私は、コーヒーにこの前取り寄せたクッキーを添えて、ホープ様に渡した。
「ミカエルってまた、コーヒーを作るのうまくなったわよね…」
「ふふっ、ありがとうございます!」
自分で作ったコーヒーにあちって思いながら、冷ましつつ飲んで一息ついていると、机の上に封筒が届いていた。
私は届いた封筒の封を開けて中身を確認した。
「変わった星コンテストのご招待」どうやらコンテストへの招待状みたいだ。
軽く内容を確認して、ホープ様に封筒を手渡した。
「ホープ様、変わった星コンテストが開かれるようですよ」
「あら、あいかわらず変なネーミングね。ありがとう」
少し笑いながら、ホープ様は手紙を読み始めた。
「いつも通り、セレスティア・プラザで開かれるのね」
ホープ様の言葉に、私はそうみたいですね、と答えた。
セレスティア・プラザというのは、円形につくられた天界の大広場だ。
とても広い円形の広場で、中央には巨大な球形モニターが浮かんでいる。
神様はたくさんのコンテストを開くが、その多くがこのセレスティア・プラザで開催される。
私も、生命コンテストと宇宙の法則コンテストの時に行ったことがある。
多くの見たことのない生命体が展示されていたり、宇宙の新法則が展示されていて、とても楽しかった。
「今回は、観覧者だけで評価が決まるのね」
ホープ様のつぶやきが続いている。
今回も生命コンテストの時と同様に、モニターに星を映しだし、そのモニターにいいねをしてもらう形式みたいだ。

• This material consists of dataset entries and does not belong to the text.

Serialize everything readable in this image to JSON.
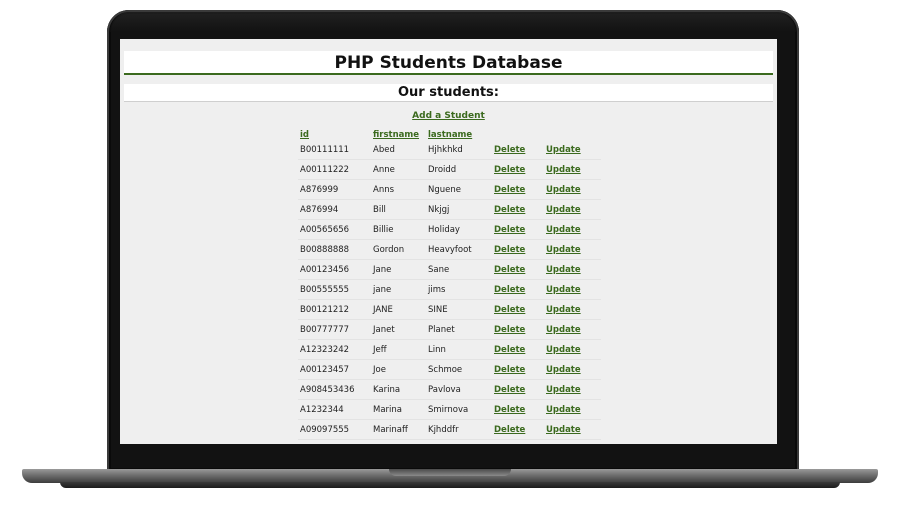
{
  "page": {
    "title": "PHP Students Database",
    "subtitle": "Our students:",
    "add_link": "Add a Student"
  },
  "table": {
    "headers": [
      "id",
      "firstname",
      "lastname"
    ],
    "delete_label": "Delete",
    "update_label": "Update",
    "rows": [
      {
        "id": "B00111111",
        "firstname": "Abed",
        "lastname": "Hjhkhkd"
      },
      {
        "id": "A00111222",
        "firstname": "Anne",
        "lastname": "Droidd"
      },
      {
        "id": "A876999",
        "firstname": "Anns",
        "lastname": "Nguene"
      },
      {
        "id": "A876994",
        "firstname": "Bill",
        "lastname": "Nkjgj"
      },
      {
        "id": "A00565656",
        "firstname": "Billie",
        "lastname": "Holiday"
      },
      {
        "id": "B00888888",
        "firstname": "Gordon",
        "lastname": "Heavyfoot"
      },
      {
        "id": "A00123456",
        "firstname": "Jane",
        "lastname": "Sane"
      },
      {
        "id": "B00555555",
        "firstname": "jane",
        "lastname": "jims"
      },
      {
        "id": "B00121212",
        "firstname": "JANE",
        "lastname": "SINE"
      },
      {
        "id": "B00777777",
        "firstname": "Janet",
        "lastname": "Planet"
      },
      {
        "id": "A12323242",
        "firstname": "Jeff",
        "lastname": "Linn"
      },
      {
        "id": "A00123457",
        "firstname": "Joe",
        "lastname": "Schmoe"
      },
      {
        "id": "A908453436",
        "firstname": "Karina",
        "lastname": "Pavlova"
      },
      {
        "id": "A1232344",
        "firstname": "Marina",
        "lastname": "Smirnova"
      },
      {
        "id": "A09097555",
        "firstname": "Marinaff",
        "lastname": "Kjhddfr"
      }
    ]
  },
  "colors": {
    "accent": "#3b6a1e",
    "page_background": "#efefef",
    "laptop_bezel": "#121212"
  }
}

ただし、生命コンテストの時は、観覧者の票の他に、審査員の票もあった。
何か意図があるのか…、むしろ意図がないからこの形式なのか…、私にはわからない。
「内容は…、やっぱり“観察”の神が主役ね…。ふふふ。楽しみだわ」
コンテストは、昔は研究の神主催が多かったらしいが“観察を司る神”――観察の仕事の責任者ってところね――が、今のノエリアさんに代わってから、観察の神が参加することが増えてきた。

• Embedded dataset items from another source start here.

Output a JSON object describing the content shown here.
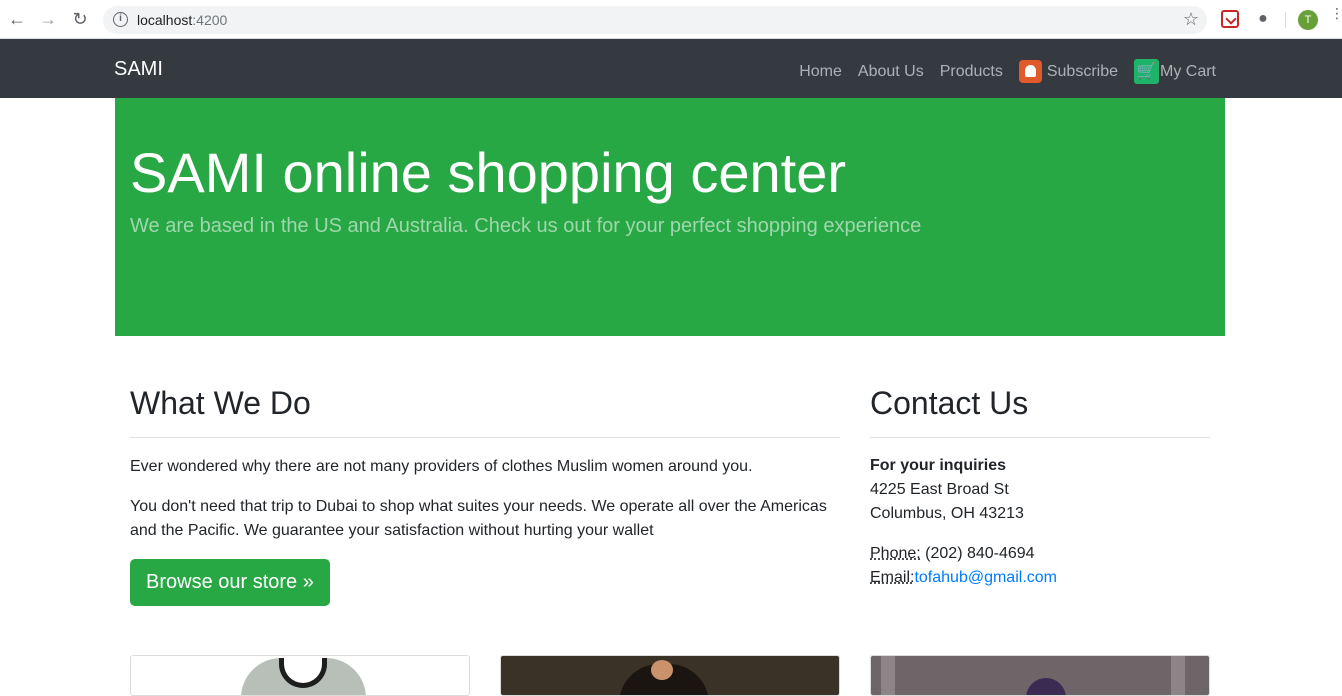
{
  "browser": {
    "url_host": "localhost",
    "url_port": ":4200",
    "avatar_letter": "T"
  },
  "navbar": {
    "brand": "SAMI",
    "links": [
      {
        "label": "Home"
      },
      {
        "label": "About Us"
      },
      {
        "label": "Products"
      },
      {
        "label": "Subscribe",
        "icon": "bell-icon"
      },
      {
        "label": "My Cart",
        "icon": "cart-icon"
      }
    ]
  },
  "jumbotron": {
    "title": "SAMI online shopping center",
    "subtitle": "We are based in the US and Australia. Check us out for your perfect shopping experience"
  },
  "what_we_do": {
    "heading": "What We Do",
    "paragraph1": "Ever wondered why there are not many providers of clothes Muslim women around you.",
    "paragraph2": "You don't need that trip to Dubai to shop what suites your needs. We operate all over the Americas and the Pacific. We guarantee your satisfaction without hurting your wallet",
    "button": "Browse our store »"
  },
  "contact": {
    "heading": "Contact Us",
    "inquiries_label": "For your inquiries",
    "address_line1": "4225 East Broad St",
    "address_line2": "Columbus, OH 43213",
    "phone_label": "Phone:",
    "phone": " (202) 840-4694",
    "email_label": "Email:",
    "email": "tofahub@gmail.com"
  },
  "colors": {
    "navbar_bg": "#343a40",
    "jumbotron_bg": "#28a745",
    "button_bg": "#28a745",
    "link": "#007bff"
  }
}
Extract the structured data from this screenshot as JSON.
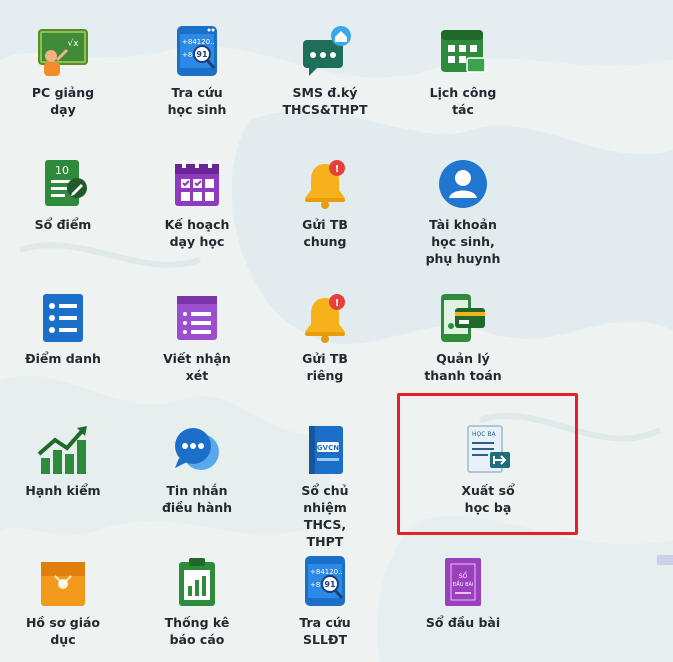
{
  "tiles": [
    {
      "label": "PC giảng\ndạy",
      "icon": "teacher-board-icon"
    },
    {
      "label": "Tra cứu\nhọc sinh",
      "icon": "phone-search-icon"
    },
    {
      "label": "SMS đ.ký\nTHCS&THPT",
      "icon": "sms-home-icon"
    },
    {
      "label": "Lịch công\ntác",
      "icon": "calendar-icon"
    },
    {
      "label": "Sổ điểm",
      "icon": "gradebook-icon"
    },
    {
      "label": "Kế hoạch\ndạy học",
      "icon": "planner-icon"
    },
    {
      "label": "Gửi TB\nchung",
      "icon": "bell-notification-icon"
    },
    {
      "label": "Tài khoản\nhọc sinh,\nphụ huynh",
      "icon": "user-account-icon"
    },
    {
      "label": "Điểm danh",
      "icon": "attendance-list-icon"
    },
    {
      "label": "Viết nhận\nxét",
      "icon": "comment-note-icon"
    },
    {
      "label": "Gửi TB\nriêng",
      "icon": "bell-notification-icon"
    },
    {
      "label": "Quản lý\nthanh toán",
      "icon": "payment-phone-icon"
    },
    {
      "label": "Hạnh kiểm",
      "icon": "trend-chart-icon"
    },
    {
      "label": "Tin nhắn\nđiều hành",
      "icon": "chat-bubbles-icon"
    },
    {
      "label": "Sổ chủ\nnhiệm\nTHCS,\nTHPT",
      "icon": "homeroom-book-icon"
    },
    {
      "label": "Xuất sổ\nhọc bạ",
      "icon": "report-export-icon"
    },
    {
      "label": "Hồ sơ giáo\ndục",
      "icon": "folder-icon"
    },
    {
      "label": "Thống kê\nbáo cáo",
      "icon": "clipboard-chart-icon"
    },
    {
      "label": "Tra cứu\nSLLĐT",
      "icon": "phone-search-icon"
    },
    {
      "label": "Sổ đầu bài",
      "icon": "class-log-book-icon"
    }
  ],
  "icon_text": {
    "board": "√x",
    "phone_number": "+84120...\n+84 91",
    "gradebook_number": "10",
    "homeroom_badge": "GVCN",
    "report_tag": "HỌC BẠ",
    "logbook_title": "SỔ\nĐẦU BÀI"
  },
  "colors": {
    "highlight": "#e5202a",
    "label": "#222a30"
  }
}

もしかしたら…、観察の神々は観察してばかりで、発表しないってことを問題視しているのかな…。
それとも、単にもっと他の神々に面白い観察をしていることをアピールしたいのかな…。真意はわからないわね…。
神々は、ホープ様と違って、内心で思っていることを言葉や顔に出さないことが多い。
ホープ様はノエリアさんに対して絶対の信頼を置いているようだけれど、絶対に油断ならない神だ…と私は感じている。
「私の観察対象の星に変わった星なんてあったかしら…」
ホープ様がつぶやいた…。
何を言っているんだこの神様は…。
ホープ様の見つけてくる星なんて、いつも変わった星ばかりじゃないか…。
そう思っても、顔にも出さないし口にも出さないのが私のいいところ。
ホープ様のつぶやきに、心の中で微笑みを浮かべながら、私は黙って、どうかしら…、どうかしら…と考えているふりをする。